The union sees plans to set each school a target for reducing expulsions as a potential nightmare for heads. Those targets are an attempt to stop schools dumping their problem children on each other - or on the street.
SHA wants help in developing a wider range of strategies, including more alternatives to school-based education.
"Targets will make learning more difficult for the vast majority of students," Ms Mullen said this week. "Heads will have to prove the case for exclusion almost as if in a court of law. We want more creative intervention strategies outside the mainstream for these children. We don't want them to go into the black hole that so many of them disappear into at the moment."
The conference in Brighton is the first under new general secretary John Dunford. He has been credited with raising the union's profile and putting across more directly the professional concerns of members.

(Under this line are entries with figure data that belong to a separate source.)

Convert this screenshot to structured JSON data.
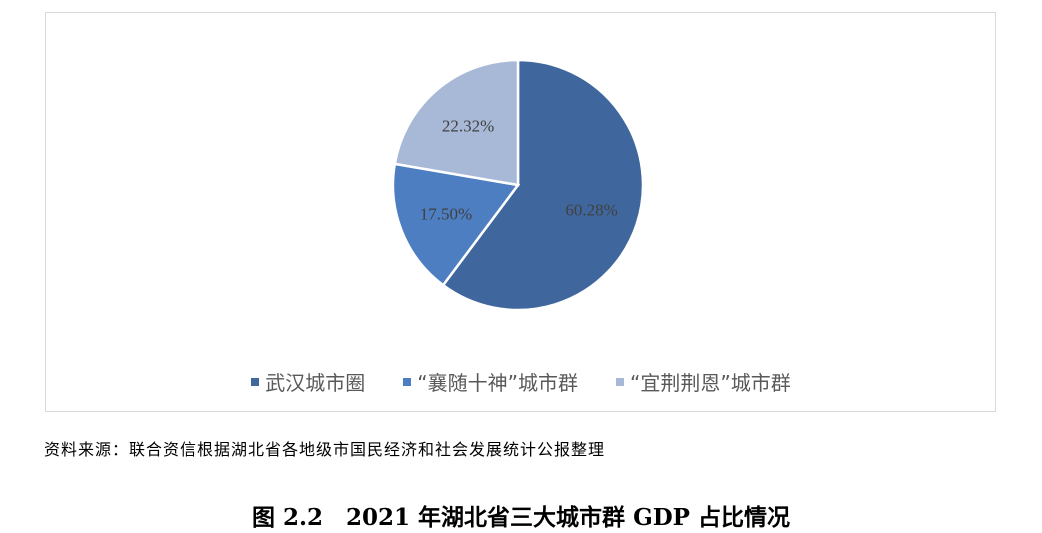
{
  "chart_data": {
    "type": "pie",
    "title": "",
    "categories": [
      "武汉城市圈",
      "“襄随十神”城市群",
      "“宜荆荆恩”城市群"
    ],
    "values": [
      60.28,
      17.5,
      22.32
    ],
    "labels": [
      "60.28%",
      "17.50%",
      "22.32%"
    ],
    "colors": [
      "#3F679D",
      "#4D7EC1",
      "#A8B9D8"
    ],
    "legend_position": "bottom"
  },
  "source": "资料来源：联合资信根据湖北省各地级市国民经济和社会发展统计公报整理",
  "caption": "图 2.2　2021 年湖北省三大城市群 GDP 占比情况"
}
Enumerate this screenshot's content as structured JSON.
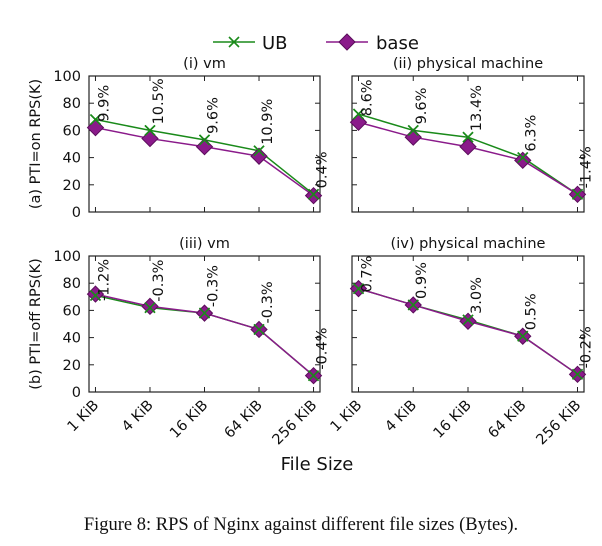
{
  "legend": {
    "items": [
      {
        "label": "UB",
        "color": "#1a8a1a",
        "marker": "x"
      },
      {
        "label": "base",
        "color": "#8a1a8a",
        "marker": "diamond"
      }
    ],
    "placement": "top-center"
  },
  "x_axis_label": "File Size",
  "caption": "Figure 8: RPS of Nginx against different file sizes (Bytes).",
  "chart_data": [
    {
      "type": "line",
      "title": "(i) vm",
      "row_label": "(a) PTI=on RPS(K)",
      "categories": [
        "1 KiB",
        "4 KiB",
        "16 KiB",
        "64 KiB",
        "256 KiB"
      ],
      "yticks": [
        "0",
        "20",
        "40",
        "60",
        "80",
        "100"
      ],
      "ylim": [
        0,
        100
      ],
      "grid": false,
      "series": [
        {
          "name": "UB",
          "values": [
            68,
            60,
            53,
            45,
            13
          ]
        },
        {
          "name": "base",
          "values": [
            62,
            54,
            48,
            41,
            12
          ]
        }
      ],
      "annotations": [
        "9.9%",
        "10.5%",
        "9.6%",
        "10.9%",
        "0.4%"
      ],
      "annotation_values": [
        62,
        60,
        53,
        45,
        13
      ]
    },
    {
      "type": "line",
      "title": "(ii) physical machine",
      "row_label": "",
      "categories": [
        "1 KiB",
        "4 KiB",
        "16 KiB",
        "64 KiB",
        "256 KiB"
      ],
      "yticks": [],
      "ylim": [
        0,
        100
      ],
      "grid": false,
      "series": [
        {
          "name": "UB",
          "values": [
            72,
            60,
            55,
            40,
            13
          ]
        },
        {
          "name": "base",
          "values": [
            66,
            55,
            48,
            38,
            13
          ]
        }
      ],
      "annotations": [
        "8.6%",
        "9.6%",
        "13.4%",
        "6.3%",
        "-1.4%"
      ],
      "annotation_values": [
        66,
        60,
        55,
        40,
        13
      ]
    },
    {
      "type": "line",
      "title": "(iii) vm",
      "row_label": "(b) PTI=off RPS(K)",
      "categories": [
        "1 KiB",
        "4 KiB",
        "16 KiB",
        "64 KiB",
        "256 KiB"
      ],
      "yticks": [
        "0",
        "20",
        "40",
        "60",
        "80",
        "100"
      ],
      "ylim": [
        0,
        100
      ],
      "grid": false,
      "series": [
        {
          "name": "UB",
          "values": [
            71,
            62,
            58,
            46,
            12
          ]
        },
        {
          "name": "base",
          "values": [
            72,
            63,
            58,
            46,
            12
          ]
        }
      ],
      "annotations": [
        "-1.2%",
        "-0.3%",
        "-0.3%",
        "-0.3%",
        "-0.4%"
      ],
      "annotation_values": [
        71,
        62,
        58,
        46,
        12
      ]
    },
    {
      "type": "line",
      "title": "(iv) physical machine",
      "row_label": "",
      "categories": [
        "1 KiB",
        "4 KiB",
        "16 KiB",
        "64 KiB",
        "256 KiB"
      ],
      "yticks": [],
      "ylim": [
        0,
        100
      ],
      "grid": false,
      "series": [
        {
          "name": "UB",
          "values": [
            76,
            64,
            53,
            41,
            13
          ]
        },
        {
          "name": "base",
          "values": [
            76,
            64,
            52,
            41,
            13
          ]
        }
      ],
      "annotations": [
        "0.7%",
        "0.9%",
        "3.0%",
        "0.5%",
        "-0.2%"
      ],
      "annotation_values": [
        76,
        64,
        53,
        41,
        13
      ]
    }
  ]
}
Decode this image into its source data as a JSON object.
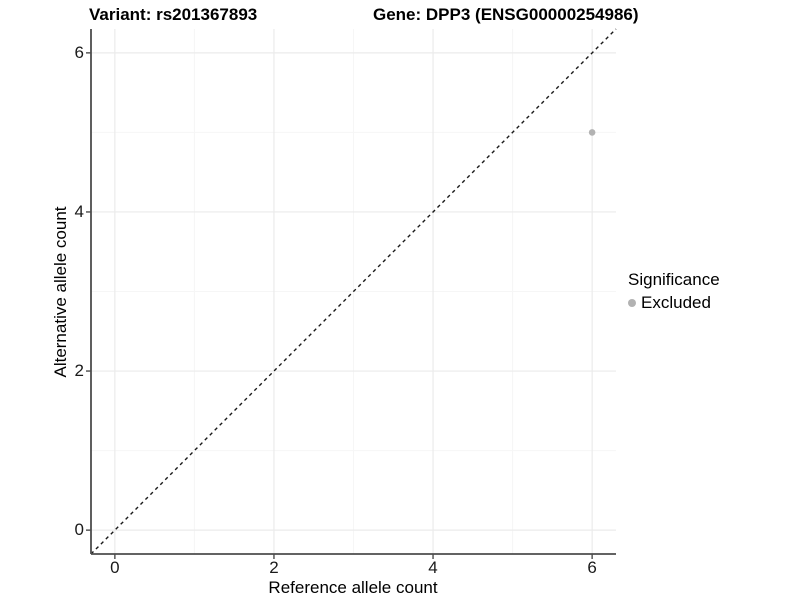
{
  "chart_data": {
    "type": "scatter",
    "title_left": "Variant: rs201367893",
    "title_right": "Gene: DPP3 (ENSG00000254986)",
    "xlabel": "Reference allele count",
    "ylabel": "Alternative allele count",
    "xlim": [
      -0.3,
      6.3
    ],
    "ylim": [
      -0.3,
      6.3
    ],
    "xticks": [
      0,
      2,
      4,
      6
    ],
    "yticks": [
      0,
      2,
      4,
      6
    ],
    "grid_major": [
      0,
      2,
      4,
      6
    ],
    "grid_minor": [
      1,
      3,
      5
    ],
    "grid": "on",
    "reference_line": {
      "type": "identity y=x",
      "style": "dashed",
      "from": [
        -0.3,
        -0.3
      ],
      "to": [
        6.3,
        6.3
      ]
    },
    "points": [
      {
        "x": 6,
        "y": 5,
        "significance": "Excluded"
      }
    ],
    "legend": {
      "title": "Significance",
      "position": "right",
      "items": [
        {
          "label": "Excluded",
          "color": "#b2b2b2"
        }
      ]
    }
  },
  "colors": {
    "background": "#ffffff",
    "point": "#b2b2b2",
    "grid_major": "#ebebeb",
    "grid_minor": "#f6f6f6",
    "axis_line": "#4d4d4d",
    "tick_mark": "#4d4d4d",
    "reference_line": "#1a1a1a",
    "text": "#000000"
  }
}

Those concerns this year will inevitably include the Green Paper - heads question whether enough money is being made available, and fear they will be overwhelmed as up to 250,000 teachers rush to cross the threshold in the first year.
But they will also include pay for heads and deputies. Heads are angry that three months after the Government's headline-grabbing award of up to 10 per cent, they still don't know the full extent of this year's pay rise. Most are likely to be considerably less, some as little as the 3.5 per cent they received this month as a first instalment.
Deputies too, who make up half the union's membership, are unhappy at seeing the pay gap widen. It remains to be seen whether minister Estelle Morris will placate them when she pledges a review of deputies' pay in her address to the conference this afternoon.